Police have also said they found packaging for the saw in McDaniel’s apartment when they served a search warrant there in the early days of the probe. They said the packaging for that brand and model of saw was found in McDaniel’s apartment, as were a master key to the complex and a key to Giddings’ residence.

McDaniel is being held at the Bibb County jail, where he has been detained since July 1 when he was arrested on a pair of unrelated burglary charges.

Waiting for lab results

As of Thursday, authorities trying to piece together the circumstances surrounding Giddings’ slaying hadn’t received any additional lab results from the FBI, said a law enforcement source close to the investigation.

The FBI hasn’t returned any results since those that revealed the presence of Giddings’ blood on the hacksaw, the source said.

The FBI’s Quantico, Va., lab is testing more than 200 pieces of potential evidence collected by detectives.

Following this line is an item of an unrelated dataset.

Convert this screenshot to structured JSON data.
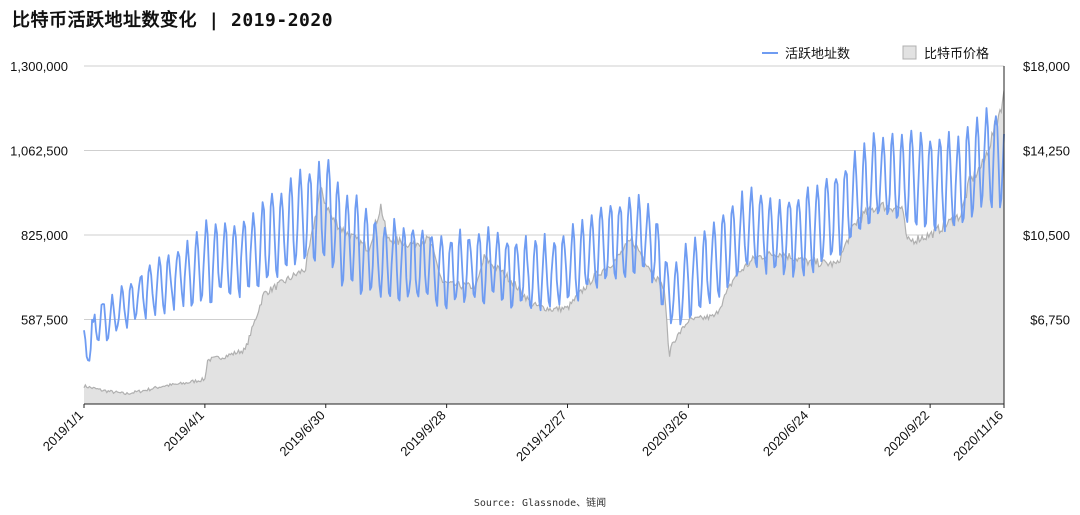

While the GBI has completed the bulk of its examination of McDaniel’s computer, flash drives, cameras, memory cards and other electronics, official results haven’t arrived in Macon. Giddings’ computer also was submitted for testing.

On Aug. 23, McDaniel was also charged with seven counts of sexual exploitation of children after images of kids involved in sex acts were allegedly found on a flash drive that police seized from his apartment.

McDaniel is scheduled to appear in Bibb Magistrate Court on Friday for a commitment hearing related to the sexual-exploitation charges. At the hearing, a judge will hear testimony and determine whether there is enough evidence for a case against McDaniel to proceed.

A judge ruled during an Aug. 26 Magistrate Court hearing that enough evidence exists for the murder charge against McDaniel to go to a grand jury, a group that would then decide whether to indict McDaniel.